As the experiment with the atomic clocks showed, this is not a fairy tale. If long space journeys occur in the future with very fast spaceships, such discrepancies in age will become common. Many generations of workers may retire from mission control before a crew of youthful astronauts return from a single journey.

Why did early critics believe this was a paradox that disproved relativity? Because, they argued, the theory is symmetric. According to Einstein, the spaceship’s clocks are slower than those on Earth and the earth-bound clocks are slower than those on the spaceship. If both these are true, then why should only the twin in Houston be so old?

Whatever happens, shouldn’t the twins’ experiences be symmetric, that is, the same despite their different journeys?

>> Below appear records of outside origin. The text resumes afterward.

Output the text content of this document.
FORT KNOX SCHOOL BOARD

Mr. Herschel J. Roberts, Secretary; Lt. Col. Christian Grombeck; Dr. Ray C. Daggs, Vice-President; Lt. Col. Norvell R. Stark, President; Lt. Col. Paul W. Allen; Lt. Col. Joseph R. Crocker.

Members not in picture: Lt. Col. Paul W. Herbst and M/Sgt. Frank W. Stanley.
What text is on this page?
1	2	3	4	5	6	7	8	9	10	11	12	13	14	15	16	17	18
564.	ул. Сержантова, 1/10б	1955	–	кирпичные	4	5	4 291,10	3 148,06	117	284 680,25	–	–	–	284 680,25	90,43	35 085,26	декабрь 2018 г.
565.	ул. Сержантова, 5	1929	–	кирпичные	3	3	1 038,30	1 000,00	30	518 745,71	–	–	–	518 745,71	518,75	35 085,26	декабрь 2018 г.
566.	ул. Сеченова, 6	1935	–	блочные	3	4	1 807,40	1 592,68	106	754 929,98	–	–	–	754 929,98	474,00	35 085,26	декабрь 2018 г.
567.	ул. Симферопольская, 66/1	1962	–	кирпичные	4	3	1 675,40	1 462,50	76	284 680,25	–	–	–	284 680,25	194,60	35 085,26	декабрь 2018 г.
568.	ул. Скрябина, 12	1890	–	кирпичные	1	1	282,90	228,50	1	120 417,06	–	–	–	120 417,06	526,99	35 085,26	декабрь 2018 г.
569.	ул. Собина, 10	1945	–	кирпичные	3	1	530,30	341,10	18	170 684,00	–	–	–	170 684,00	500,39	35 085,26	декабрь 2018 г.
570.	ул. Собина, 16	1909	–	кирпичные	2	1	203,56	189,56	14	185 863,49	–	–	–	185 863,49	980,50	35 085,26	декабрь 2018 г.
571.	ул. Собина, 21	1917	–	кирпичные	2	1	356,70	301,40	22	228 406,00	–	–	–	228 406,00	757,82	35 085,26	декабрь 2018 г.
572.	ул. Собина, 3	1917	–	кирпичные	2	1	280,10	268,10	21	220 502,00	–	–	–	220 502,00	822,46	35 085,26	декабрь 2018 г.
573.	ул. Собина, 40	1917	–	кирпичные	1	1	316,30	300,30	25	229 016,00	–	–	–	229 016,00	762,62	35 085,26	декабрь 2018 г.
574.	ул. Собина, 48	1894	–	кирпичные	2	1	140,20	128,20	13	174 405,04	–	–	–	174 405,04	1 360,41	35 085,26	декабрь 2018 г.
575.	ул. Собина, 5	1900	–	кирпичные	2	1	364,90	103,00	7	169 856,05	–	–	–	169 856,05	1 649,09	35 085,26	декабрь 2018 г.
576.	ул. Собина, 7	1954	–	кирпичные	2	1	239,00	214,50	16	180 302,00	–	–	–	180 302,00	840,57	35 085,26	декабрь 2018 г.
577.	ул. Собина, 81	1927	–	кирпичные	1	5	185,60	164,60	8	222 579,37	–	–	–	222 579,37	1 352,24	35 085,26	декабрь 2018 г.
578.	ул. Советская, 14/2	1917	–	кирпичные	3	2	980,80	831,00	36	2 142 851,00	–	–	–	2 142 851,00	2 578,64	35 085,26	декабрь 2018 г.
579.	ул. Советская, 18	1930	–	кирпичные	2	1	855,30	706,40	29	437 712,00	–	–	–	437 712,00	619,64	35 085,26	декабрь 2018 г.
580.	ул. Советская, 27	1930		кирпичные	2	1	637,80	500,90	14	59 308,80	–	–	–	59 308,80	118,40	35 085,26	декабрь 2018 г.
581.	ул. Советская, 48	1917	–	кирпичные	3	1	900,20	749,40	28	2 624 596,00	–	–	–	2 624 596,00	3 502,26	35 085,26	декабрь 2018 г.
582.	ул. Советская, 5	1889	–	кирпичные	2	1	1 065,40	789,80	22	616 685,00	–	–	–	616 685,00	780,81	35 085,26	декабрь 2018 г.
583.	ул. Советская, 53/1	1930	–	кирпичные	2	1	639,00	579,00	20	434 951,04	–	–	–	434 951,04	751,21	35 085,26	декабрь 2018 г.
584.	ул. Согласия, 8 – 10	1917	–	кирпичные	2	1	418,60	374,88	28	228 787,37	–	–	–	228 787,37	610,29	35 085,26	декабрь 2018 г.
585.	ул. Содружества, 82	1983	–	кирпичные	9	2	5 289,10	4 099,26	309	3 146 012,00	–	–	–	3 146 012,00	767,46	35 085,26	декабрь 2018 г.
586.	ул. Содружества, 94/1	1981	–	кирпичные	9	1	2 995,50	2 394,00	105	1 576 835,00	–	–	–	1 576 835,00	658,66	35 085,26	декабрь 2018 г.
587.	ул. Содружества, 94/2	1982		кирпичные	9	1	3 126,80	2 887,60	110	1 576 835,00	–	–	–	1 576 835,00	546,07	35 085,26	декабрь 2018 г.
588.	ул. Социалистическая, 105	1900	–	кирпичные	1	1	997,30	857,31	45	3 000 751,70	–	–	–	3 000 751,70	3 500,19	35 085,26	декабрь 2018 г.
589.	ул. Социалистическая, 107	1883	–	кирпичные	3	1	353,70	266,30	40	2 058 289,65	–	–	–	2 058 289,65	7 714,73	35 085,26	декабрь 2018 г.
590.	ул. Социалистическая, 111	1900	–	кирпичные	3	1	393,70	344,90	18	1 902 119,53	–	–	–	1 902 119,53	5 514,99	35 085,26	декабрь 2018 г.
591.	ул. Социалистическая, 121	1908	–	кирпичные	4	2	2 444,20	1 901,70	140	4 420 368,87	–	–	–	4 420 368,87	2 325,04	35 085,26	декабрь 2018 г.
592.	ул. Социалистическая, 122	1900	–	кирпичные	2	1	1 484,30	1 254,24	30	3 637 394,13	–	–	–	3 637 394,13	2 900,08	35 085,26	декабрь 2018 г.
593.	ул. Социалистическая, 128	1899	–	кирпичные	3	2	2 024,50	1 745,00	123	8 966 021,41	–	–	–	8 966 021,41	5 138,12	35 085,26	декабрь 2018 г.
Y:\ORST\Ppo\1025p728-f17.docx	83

These critics have made a mistake. There is a big difference between the twins: the astronaut twin accelerates. Remember that Einstein’s special theory of relativity is special because it applies only to rulers and clocks moving steadily in the same direction, that is, moving inertially. Jill climbs into a rocket that accelerates to leave Earth and our solar system. In the middle and again at the end of her trip, further accelerations are needed to land at home again. Since these accelerations are asymmetric and experienced only by one twin, there is no reason to expect that their ages will remain the same.

Asymmetric causes imply asymmetric effects.

Steady motion is not detectable by experiment. Thus when two bodies approach each other inertially, no experimental evidence will show whether one or the other or both are moving. Acceleration, however, is not inertial movement, and is easy to detect. Those who drink hot coffee in a suddenly braking car will soon have the experimental evidence in their laps. As a car moves inertially, the surface of the liquid remains flat; but with any acceleration – speeding up, slowing down or turning – the liquid will slurp over to one side of the cup. Acceleration has dramatic effects, and the difference in the twins’ ages is one of them.

Of course, the acceleration does not directly cause the asymmetry.

The acceleration determines the path of the astronaut twin, and it is this path that determines the age difference. The asymmetry of the acceleration causes an asymmetry in the motions of the twins, and this causes the asymmetry between their ages.

In retrospect, the twin paradox is so prominent in the literature on relativity because many believe that Einstein showed that “everything is relative”. But this is not true even for motions. Inertial motions are relative, but accelerations are physical.

Regardless of which set of inertial rulers and clocks is used, if the distance between two bodies changes with accelerating speeds, then experiments will quickly decide which body is moving. The lesson of the twin paradox is that, even in relativity theory, not everything is relative.

Speed reflects the distance covered during a duration of time; acceleration is a change in speed. It is surprising that accelera- tions have physical effects even though distances and durations are not physical properties.